Estimation and Inference of Extremal Quantile Treatment Effects for Heavy-Tailed Distributions

成果类型:
Article
署名作者:
Deuber, David; Li, Jinzhou; Engelke, Sebastian; Maathuis, Marloes H.
署名单位:
Swiss Federal Institutes of Technology Domain; ETH Zurich; University of Geneva; Stanford University
刊物名称:
JOURNAL OF THE AMERICAN STATISTICAL ASSOCIATION
ISSN/ISSBN:
0162-1459
DOI:
10.1080/01621459.2023.2252141
发表日期:
2024
页码:
2206-2216
关键词:
propensity score returns models attribution education selection MARKET
摘要:
Causal inference for extreme events has many potential applications in fields such as climate science, medicine, and economics.
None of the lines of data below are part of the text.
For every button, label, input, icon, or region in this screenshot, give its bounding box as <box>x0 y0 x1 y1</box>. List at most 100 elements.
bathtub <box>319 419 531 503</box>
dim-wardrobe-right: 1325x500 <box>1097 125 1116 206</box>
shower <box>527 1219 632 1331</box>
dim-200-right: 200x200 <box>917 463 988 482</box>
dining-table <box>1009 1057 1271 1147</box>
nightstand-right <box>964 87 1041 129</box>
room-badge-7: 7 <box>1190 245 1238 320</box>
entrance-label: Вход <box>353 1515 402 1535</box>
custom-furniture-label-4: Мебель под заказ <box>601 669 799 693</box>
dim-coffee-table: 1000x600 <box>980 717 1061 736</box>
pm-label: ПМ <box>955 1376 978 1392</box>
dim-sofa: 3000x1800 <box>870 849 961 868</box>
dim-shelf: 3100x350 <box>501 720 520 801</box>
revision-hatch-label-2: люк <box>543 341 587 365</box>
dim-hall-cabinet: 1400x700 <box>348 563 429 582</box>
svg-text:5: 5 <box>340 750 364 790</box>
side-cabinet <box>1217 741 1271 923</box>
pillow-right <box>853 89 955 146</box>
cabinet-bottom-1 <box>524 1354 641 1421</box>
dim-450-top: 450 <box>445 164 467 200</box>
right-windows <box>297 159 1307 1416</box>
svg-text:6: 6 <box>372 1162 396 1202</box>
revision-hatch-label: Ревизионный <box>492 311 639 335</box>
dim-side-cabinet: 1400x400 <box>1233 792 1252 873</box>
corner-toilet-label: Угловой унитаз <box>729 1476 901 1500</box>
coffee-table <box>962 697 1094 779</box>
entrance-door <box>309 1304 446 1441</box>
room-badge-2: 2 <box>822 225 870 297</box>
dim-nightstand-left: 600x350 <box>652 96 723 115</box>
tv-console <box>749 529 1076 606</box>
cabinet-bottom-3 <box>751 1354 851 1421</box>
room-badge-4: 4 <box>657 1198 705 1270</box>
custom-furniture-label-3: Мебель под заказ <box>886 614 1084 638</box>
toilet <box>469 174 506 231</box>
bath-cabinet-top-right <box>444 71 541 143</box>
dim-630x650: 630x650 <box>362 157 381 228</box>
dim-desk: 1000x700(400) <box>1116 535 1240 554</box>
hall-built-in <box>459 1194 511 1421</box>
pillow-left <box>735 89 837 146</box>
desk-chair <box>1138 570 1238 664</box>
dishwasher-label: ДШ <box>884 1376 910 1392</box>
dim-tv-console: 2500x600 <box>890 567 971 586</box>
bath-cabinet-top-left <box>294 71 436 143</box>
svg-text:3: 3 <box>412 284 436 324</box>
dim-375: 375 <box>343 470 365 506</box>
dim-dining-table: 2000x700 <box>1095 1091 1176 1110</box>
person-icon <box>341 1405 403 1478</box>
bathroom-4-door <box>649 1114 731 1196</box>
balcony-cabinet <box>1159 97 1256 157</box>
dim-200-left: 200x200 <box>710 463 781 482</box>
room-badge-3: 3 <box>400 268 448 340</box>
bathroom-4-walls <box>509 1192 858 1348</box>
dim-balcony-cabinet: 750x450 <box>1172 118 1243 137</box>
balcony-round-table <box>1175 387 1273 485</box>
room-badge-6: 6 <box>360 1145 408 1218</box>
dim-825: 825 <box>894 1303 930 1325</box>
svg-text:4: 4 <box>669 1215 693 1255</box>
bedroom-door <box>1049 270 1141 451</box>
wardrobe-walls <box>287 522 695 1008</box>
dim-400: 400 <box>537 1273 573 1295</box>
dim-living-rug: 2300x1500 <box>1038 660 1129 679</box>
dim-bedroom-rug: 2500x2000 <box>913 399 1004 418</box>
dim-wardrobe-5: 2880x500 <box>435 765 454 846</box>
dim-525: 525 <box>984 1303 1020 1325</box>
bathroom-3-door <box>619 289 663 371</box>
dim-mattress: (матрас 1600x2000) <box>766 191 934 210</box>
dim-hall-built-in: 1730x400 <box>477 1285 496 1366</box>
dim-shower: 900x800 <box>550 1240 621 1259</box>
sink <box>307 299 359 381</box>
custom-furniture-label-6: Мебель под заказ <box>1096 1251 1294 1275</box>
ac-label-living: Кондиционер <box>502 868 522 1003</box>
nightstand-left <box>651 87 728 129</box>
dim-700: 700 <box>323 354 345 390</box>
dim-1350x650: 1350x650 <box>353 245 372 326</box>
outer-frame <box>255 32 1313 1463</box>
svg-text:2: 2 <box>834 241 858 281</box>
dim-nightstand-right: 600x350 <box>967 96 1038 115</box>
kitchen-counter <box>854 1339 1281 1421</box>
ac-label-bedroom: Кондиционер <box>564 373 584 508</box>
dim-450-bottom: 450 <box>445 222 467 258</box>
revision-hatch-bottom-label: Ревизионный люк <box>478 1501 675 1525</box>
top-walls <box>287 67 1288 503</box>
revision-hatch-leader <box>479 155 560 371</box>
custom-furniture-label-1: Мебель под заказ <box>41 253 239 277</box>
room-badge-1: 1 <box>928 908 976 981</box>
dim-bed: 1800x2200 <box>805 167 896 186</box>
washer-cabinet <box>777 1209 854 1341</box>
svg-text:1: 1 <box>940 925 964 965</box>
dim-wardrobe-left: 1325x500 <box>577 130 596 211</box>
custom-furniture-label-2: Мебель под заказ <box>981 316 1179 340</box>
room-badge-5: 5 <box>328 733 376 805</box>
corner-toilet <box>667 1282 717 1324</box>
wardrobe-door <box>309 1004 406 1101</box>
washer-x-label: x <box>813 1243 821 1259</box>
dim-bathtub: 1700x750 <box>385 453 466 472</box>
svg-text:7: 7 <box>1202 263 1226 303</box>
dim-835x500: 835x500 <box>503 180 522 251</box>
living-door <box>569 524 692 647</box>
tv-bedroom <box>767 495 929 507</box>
We study the extremal quantile treatment effect of a binary treatment on a continuous, heavy-tailed outcome. Existing methods are limited to the case where the quantile of interest is within the range of the observations. For applications in risk assessment, however, the most relevant cases relate to extremal quantiles that go beyond the data range. We introduce an estimator of the extremal quantile treatment effect that relies on asymptotic tail approximation, and use a new causal Hill estimator for the extreme value indices of potential outcome distributions. We establish asymptotic normality of the estimators and propose a consistent variance estimator to achieve valid statistical inference. We illustrate the performance of our method in simulation studies, and apply it to a real dataset to estimate the extremal quantile treatment effect of college education on wage. Supplementary materials for this article are available online.